Le profil de charge, permet d’identifier les besoins réels de puissance hydraulique en chauffage sur une année pour apporter les calories nécessaires au confort de vie dans un bâtiment.

Le dimensionnement des pompes est toujours réalisé pour répondre aux besoins calorifiques ou frigorifiques les plus extrêmes. Toutefois, les besoins en puissance calorifique sont maximums (100%) seulement quelques heures de l’année comme l’indique la monotone de chauffage suivante extraite d’un réseau de chaleur existant :

Dans le cas, où, comme les réseaux neufs par exemple, le profil de charge n’est pas connu, il est possible de se référer au profil « Blue Angel ». « Blue Angel » est le profil de charge standardisé défini par Europump, représentatif pour les pompes à travers l’Europe. On suppose que le profil de distribution temporelle reste le même, indépendamment du nombre total d’heures de fonctionnement, des conditions climatiques ou de la puissance de chauffage. 

Le profil de charge Blue Angel, commun à tous les constructeurs de pompe, permet d’identifier les besoins réels de puissance hydraulique en chauffage sur une année pour apporter les calories nécessaires au confort de vie dans un bâtiment.

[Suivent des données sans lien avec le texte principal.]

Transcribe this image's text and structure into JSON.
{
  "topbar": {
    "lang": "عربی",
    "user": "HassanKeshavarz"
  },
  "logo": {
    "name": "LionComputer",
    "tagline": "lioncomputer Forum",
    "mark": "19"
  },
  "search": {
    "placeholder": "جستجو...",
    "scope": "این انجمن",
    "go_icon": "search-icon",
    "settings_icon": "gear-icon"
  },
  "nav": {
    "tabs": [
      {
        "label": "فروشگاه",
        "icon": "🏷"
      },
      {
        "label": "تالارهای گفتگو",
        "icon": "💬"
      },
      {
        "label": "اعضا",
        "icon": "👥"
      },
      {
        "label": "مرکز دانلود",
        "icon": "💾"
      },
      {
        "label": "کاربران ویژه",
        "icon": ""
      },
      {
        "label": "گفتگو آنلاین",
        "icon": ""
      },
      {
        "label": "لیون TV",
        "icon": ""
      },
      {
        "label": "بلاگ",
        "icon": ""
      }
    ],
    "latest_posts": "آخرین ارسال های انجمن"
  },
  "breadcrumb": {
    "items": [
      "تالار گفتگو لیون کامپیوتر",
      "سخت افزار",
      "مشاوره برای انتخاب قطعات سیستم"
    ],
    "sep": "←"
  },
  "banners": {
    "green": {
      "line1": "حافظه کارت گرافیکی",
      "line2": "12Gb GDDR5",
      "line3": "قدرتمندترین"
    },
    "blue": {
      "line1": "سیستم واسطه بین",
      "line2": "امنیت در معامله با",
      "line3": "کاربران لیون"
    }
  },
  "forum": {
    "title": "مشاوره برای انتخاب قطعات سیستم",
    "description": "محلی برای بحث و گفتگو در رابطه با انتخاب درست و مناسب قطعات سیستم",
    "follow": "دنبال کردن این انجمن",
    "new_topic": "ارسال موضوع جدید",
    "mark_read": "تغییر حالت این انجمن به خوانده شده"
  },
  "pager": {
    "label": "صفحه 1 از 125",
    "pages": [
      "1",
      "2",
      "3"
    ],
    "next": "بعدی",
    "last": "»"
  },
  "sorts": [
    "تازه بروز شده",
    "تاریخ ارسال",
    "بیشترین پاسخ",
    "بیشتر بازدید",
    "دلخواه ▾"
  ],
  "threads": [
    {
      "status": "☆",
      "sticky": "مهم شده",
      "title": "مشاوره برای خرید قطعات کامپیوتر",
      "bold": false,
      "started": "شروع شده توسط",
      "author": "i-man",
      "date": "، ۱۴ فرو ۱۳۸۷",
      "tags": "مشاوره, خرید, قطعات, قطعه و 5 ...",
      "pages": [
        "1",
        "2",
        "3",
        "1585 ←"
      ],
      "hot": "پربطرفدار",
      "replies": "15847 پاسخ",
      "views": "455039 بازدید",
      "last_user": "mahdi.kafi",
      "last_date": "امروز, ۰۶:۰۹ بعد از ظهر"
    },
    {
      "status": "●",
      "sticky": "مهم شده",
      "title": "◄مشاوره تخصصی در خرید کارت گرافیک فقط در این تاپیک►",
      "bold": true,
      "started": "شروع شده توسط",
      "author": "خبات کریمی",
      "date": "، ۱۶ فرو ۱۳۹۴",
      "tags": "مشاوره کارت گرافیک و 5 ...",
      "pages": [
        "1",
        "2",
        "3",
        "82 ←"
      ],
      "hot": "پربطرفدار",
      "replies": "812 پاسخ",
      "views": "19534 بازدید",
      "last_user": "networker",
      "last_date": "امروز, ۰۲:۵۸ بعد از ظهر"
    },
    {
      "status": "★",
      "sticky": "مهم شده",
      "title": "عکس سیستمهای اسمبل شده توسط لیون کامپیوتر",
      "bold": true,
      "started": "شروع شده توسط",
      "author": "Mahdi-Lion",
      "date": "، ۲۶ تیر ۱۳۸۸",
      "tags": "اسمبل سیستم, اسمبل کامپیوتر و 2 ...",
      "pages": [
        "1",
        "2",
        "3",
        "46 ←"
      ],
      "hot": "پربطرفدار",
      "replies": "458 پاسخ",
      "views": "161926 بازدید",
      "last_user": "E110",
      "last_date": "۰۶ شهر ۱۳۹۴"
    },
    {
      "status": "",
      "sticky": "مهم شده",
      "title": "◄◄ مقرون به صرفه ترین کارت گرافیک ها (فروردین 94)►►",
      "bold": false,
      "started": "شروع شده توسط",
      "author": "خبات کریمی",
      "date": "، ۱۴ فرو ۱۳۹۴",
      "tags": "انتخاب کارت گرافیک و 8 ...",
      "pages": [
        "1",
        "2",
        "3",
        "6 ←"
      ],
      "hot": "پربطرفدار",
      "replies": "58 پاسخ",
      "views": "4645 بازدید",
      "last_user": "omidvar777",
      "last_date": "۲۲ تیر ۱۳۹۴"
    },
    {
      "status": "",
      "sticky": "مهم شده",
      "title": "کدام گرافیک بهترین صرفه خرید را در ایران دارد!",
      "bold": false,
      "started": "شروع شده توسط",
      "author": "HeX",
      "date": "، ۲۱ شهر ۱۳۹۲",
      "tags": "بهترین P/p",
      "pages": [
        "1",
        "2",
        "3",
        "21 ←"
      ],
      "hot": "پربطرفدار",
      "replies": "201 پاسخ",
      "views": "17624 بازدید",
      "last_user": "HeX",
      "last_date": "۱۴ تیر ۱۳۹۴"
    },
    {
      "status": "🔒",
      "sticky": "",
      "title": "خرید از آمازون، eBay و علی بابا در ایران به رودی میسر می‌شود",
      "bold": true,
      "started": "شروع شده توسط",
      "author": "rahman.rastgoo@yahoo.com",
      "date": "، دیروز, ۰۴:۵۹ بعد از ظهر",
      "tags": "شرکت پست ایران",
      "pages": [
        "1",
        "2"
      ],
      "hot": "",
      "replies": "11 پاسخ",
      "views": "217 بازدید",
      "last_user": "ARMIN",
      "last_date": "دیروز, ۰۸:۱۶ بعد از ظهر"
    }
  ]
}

Consommer moins avec le débit variable dans les réseaux de chauffage et de froid 

Un réseau à débit variable est un réseau équipé d’organes de régulation tels que des vannes deux voies motorisées, permettant de moduler le débit des terminaux (échangeurs) en fonction des besoins. La réduction du débit se fait ainsi par la fermeture des organes de régulation des terminaux (échangeurs).
Le débit variable présente de nombreux avantages : 

  • Réduction de la consommation électrique des pompes de 30% à 50%.
  • Diminution des déperditions de la tuyauterie (pertes en ligne). Ces déperditions peuvent atteindre 20 à 25 % de la charge thermique totale d'un réseau de chaleur
  • Grande fiabilité et durée de vie avec un temps de fonctionnement des moteurs plus faible 
  • Diminution du bruit dans les réseaux par la variation de vitesse des pompes 
  • Meilleure régulation 
  • Augmentation du rendement des chaudières à condensation ou des groupes de froid  

Le choix se porte naturellement vers des pompes à vitesse variable, afin de s’adapter à la demande réelle des consommateurs tout en optimisant la consommation énergétique. 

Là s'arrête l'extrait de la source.